Normalerweise schreibe ich hier mit einem optimistischen Blick auf technologische Entwicklungen. Gerade im Kontext von KI betone ich häufig Potenziale und Gestaltungsspielräume. Heute ist das anders. Heute habe ich eine Nicht-Empfehlung im Gepäck. Am 26.09. hatte ich in diesem Blogpost noch geschrieben, dass ich mich sehr auf das Buch „Superagency: What Could Possibly Go Right with Our AI Future“ von Reid Hoffman und Greg Beato freue. Nun habe ich es gelesen und leider hat es mich sehr enttäuscht.

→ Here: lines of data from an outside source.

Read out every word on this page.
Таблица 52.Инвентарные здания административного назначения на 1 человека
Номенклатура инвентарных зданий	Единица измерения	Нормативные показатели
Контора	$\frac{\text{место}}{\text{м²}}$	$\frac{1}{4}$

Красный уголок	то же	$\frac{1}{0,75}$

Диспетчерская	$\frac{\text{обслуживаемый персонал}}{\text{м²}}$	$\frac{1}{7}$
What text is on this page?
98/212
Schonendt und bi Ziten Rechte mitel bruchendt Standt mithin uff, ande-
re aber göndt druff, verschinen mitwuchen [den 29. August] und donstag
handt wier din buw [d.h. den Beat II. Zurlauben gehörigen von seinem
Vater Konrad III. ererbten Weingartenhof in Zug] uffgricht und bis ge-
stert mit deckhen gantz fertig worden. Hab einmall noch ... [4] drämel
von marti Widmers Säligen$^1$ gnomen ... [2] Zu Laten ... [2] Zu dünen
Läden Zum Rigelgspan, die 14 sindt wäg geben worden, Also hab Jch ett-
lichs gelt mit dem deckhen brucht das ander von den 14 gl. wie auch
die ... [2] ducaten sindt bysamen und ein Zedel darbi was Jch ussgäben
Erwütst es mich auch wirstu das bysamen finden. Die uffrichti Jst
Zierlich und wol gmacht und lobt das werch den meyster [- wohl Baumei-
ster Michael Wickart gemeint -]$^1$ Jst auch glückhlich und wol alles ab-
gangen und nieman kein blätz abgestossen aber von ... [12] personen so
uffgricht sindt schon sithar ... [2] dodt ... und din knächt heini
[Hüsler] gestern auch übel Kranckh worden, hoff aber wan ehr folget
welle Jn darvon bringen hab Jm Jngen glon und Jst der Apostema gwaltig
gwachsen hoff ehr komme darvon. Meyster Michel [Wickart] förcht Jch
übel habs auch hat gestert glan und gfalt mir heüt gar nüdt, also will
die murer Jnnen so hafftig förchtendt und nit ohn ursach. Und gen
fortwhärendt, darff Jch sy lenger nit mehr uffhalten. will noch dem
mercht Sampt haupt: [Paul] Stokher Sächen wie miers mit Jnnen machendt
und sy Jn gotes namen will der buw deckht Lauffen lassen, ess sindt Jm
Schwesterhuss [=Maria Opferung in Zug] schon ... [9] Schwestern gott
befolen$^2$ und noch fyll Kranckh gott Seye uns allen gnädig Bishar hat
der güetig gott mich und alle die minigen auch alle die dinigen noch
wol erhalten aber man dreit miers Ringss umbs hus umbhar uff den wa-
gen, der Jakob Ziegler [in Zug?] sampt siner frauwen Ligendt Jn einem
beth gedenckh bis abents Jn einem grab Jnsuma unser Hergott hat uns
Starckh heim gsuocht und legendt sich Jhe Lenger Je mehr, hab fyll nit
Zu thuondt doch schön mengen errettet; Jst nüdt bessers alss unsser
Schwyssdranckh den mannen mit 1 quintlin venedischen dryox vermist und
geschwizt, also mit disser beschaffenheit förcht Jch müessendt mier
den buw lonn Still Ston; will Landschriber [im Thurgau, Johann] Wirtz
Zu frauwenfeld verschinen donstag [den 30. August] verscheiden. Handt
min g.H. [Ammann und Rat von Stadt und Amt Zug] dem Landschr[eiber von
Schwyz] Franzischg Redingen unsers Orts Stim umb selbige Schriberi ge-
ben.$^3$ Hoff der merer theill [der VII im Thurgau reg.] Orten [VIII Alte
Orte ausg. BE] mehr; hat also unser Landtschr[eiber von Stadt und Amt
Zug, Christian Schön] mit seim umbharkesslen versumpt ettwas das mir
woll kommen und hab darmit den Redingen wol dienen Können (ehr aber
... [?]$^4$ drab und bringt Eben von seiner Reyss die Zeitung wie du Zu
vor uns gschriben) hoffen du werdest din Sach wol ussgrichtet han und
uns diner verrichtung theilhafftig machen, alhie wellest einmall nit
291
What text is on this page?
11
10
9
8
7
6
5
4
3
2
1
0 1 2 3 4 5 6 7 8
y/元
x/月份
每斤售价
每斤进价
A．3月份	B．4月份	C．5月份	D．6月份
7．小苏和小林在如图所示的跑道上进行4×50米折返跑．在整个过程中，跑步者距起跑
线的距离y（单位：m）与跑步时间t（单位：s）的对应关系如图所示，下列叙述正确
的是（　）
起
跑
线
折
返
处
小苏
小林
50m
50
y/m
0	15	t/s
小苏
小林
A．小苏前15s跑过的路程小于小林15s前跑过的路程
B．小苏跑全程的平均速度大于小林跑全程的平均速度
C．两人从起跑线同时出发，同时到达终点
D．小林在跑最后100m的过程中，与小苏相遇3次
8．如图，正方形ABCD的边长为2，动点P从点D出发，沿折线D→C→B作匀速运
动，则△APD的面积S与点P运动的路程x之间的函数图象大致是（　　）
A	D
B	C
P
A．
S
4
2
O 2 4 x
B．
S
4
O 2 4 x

Der Ausgangspunkt des Buchs ist vielversprechend. Die Autoren entwickeln ein Narrativ, das stark an aufklärerische Fortschrittslogiken anknüpft: Mehr Wissen führt zu mehr Handlungsmacht, KI erhöht die individuelle Agency und gesellschaftliche Potenziale kumulieren dadurch zu einer „Super-Agency“. Diese Grundidee ist theoretisch anschlussfähig, etwa an klassische agency-Debatten in Philosophie und Sozialwissenschaften, wie sie bei Anthony Giddens, Albert Bandura oder Margaret Archer zu finden sind. Auch die Grundannahme, dass Technologien menschliche Handlungsräume erweitern können, ist empirisch gut belegt, unter anderem in der Innovationsforschung, etwa bei Clayton Christensen oder in den permissionless-innovation-Argumenten von Marc Andreessen. Der Anspruch des Buches stützt sich also auf diskursiv etablierte Linien.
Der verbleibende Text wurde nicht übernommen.